1. Nov 12, 2012

### Zondrina

So I've been reading a bit about automorphisms today and I was wondering about something. I'm particularly talking about groups in this case, say a group G.

So an automorphism is a bijective homomorphism ( endomorphism if you prefer ) of a group G.

We use Aut(G) to denote the set of all automorphisms of G.

There is also an inner automorphism induced by a in G. The map f := G → G such that f(x) = axa-1 for all x in G is called the inner automorphism of G induced by a.

We use Inn(G) to denote the set of all inner automorphisms of G.

My question now :

If |G| is infinite, are the orders of Aut(G) and Inn(G) also infinite? It makes sense to me that they would be.

Last edited: Nov 12, 2012
2. Nov 12, 2012

### jgens

No. It is easy to check that $\mathrm{Aut}(\mathbb{Z}) \cong \mathbb{Z}/(2)$ and that $\mathrm{Inn}(\mathbb{Z}) = 0$.

3. Nov 12, 2012

### Erland

No, not always. The integers, Z, is a group under addition. |Z| is infinite, but there are only two automorphisms on Z, given by f(x)=x (identity map) and g(x)=-x, respectively.

4. Nov 12, 2012

### Zondrina

Ahh yes, that makes sense now because every other map doesn't generate all of Z.

So f(x) = 2x wouldn't be an automorphism for example. While it is a homomorphism, it is not injective, only surjective I believe.

Short proof to make sure : So f : Z → Z is already well defined for us. So we assume f(x) = f(y) → 2x = 2y → 2(x-y) = 0. Since 2|0, clearly x = y and f is injective. Now notice that the n elements of Z get mapped to fewer elements, so f is not surjective. Easy to show it's a homomorphism.

So f(x) = x and g(x) = -x are the only things that could be in Aut(Z) since they are the only maps which turn out to be automorphisms.

As for Inn(Z) = 0. That confused me a bit.

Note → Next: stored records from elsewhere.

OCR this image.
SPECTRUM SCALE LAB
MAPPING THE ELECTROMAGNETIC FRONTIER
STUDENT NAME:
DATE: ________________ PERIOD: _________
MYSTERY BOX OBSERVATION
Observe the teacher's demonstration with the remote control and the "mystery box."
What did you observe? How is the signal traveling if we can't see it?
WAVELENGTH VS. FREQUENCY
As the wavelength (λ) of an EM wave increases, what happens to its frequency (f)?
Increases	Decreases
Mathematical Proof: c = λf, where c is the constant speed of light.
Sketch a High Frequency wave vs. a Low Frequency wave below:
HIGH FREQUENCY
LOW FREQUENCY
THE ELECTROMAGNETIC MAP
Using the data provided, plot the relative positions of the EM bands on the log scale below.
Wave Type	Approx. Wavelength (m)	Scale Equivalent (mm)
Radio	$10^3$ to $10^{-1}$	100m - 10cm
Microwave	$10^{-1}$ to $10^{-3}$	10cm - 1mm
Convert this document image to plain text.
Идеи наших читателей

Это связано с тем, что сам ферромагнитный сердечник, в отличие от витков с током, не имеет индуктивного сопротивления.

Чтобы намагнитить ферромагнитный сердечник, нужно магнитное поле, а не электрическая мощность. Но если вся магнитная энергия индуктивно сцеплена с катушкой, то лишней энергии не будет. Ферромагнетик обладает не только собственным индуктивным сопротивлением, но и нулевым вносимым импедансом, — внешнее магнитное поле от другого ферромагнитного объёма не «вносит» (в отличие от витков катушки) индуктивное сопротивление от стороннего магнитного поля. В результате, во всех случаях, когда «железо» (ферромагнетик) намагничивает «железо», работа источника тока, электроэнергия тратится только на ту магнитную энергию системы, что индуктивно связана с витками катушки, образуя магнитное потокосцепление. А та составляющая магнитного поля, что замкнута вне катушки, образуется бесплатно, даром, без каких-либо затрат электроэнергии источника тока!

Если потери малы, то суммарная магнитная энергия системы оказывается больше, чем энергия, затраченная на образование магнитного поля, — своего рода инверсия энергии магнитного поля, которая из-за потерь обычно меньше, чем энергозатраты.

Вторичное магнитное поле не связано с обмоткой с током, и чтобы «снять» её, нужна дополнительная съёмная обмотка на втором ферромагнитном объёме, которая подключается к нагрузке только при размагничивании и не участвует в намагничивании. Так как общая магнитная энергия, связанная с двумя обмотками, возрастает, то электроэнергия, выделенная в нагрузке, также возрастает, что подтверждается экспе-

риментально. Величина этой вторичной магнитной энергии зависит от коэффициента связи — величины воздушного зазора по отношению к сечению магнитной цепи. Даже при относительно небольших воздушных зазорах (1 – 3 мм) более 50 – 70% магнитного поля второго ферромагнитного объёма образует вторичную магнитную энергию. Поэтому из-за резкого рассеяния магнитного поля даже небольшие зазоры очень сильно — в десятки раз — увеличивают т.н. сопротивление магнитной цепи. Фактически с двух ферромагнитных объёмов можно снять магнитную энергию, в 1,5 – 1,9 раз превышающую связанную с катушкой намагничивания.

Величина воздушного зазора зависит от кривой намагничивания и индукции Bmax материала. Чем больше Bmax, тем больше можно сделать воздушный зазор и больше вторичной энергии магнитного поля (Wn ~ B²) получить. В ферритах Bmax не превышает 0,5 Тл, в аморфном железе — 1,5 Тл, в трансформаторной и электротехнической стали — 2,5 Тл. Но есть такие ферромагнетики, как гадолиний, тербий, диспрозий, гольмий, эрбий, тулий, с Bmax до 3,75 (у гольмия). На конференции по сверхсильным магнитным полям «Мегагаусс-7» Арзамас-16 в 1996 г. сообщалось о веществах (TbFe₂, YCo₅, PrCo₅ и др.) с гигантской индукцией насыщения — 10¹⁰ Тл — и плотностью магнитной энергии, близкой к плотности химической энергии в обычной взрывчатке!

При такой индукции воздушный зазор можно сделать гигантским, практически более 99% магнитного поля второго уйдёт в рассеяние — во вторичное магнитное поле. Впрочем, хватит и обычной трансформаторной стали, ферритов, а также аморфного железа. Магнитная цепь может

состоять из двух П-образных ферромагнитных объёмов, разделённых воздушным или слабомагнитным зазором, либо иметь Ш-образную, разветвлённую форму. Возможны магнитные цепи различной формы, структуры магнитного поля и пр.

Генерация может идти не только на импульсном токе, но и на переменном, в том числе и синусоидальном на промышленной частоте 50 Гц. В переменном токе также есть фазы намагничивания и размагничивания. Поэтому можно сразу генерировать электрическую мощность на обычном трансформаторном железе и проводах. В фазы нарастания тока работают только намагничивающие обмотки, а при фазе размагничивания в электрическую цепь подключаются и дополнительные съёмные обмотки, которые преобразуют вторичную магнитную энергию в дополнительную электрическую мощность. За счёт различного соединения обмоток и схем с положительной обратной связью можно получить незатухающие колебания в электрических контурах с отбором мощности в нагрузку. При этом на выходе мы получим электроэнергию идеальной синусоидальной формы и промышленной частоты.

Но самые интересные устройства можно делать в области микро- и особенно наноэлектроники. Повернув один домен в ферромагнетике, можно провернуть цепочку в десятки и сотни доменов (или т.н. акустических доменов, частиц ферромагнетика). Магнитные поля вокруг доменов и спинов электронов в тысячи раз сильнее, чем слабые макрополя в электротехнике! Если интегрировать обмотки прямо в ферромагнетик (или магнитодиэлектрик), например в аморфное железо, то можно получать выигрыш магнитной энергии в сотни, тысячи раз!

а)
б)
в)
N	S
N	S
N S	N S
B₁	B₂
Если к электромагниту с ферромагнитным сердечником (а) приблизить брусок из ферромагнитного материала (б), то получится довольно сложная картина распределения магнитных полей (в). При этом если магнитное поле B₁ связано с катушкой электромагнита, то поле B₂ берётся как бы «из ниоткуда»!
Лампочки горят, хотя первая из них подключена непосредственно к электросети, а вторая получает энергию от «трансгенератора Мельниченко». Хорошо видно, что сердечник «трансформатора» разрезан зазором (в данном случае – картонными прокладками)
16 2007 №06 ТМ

EDIT : Wouldn't it be Inn(Z) = { 0 } ?

5. Nov 12, 2012

### jgens

They mean the same thing. Both of them are shorthand for the statement that $\mathrm{Inn}(\mathbb{Z})$ is the trivial group.

6. Nov 12, 2012

### micromass

You switched the two around. It is injective but not surjective, which is what you proved next.

7. Nov 12, 2012

### Zondrina

Oh whoops, mistype. Thanks for noticing.

Thanks for clarifying jgens I think I understand this now.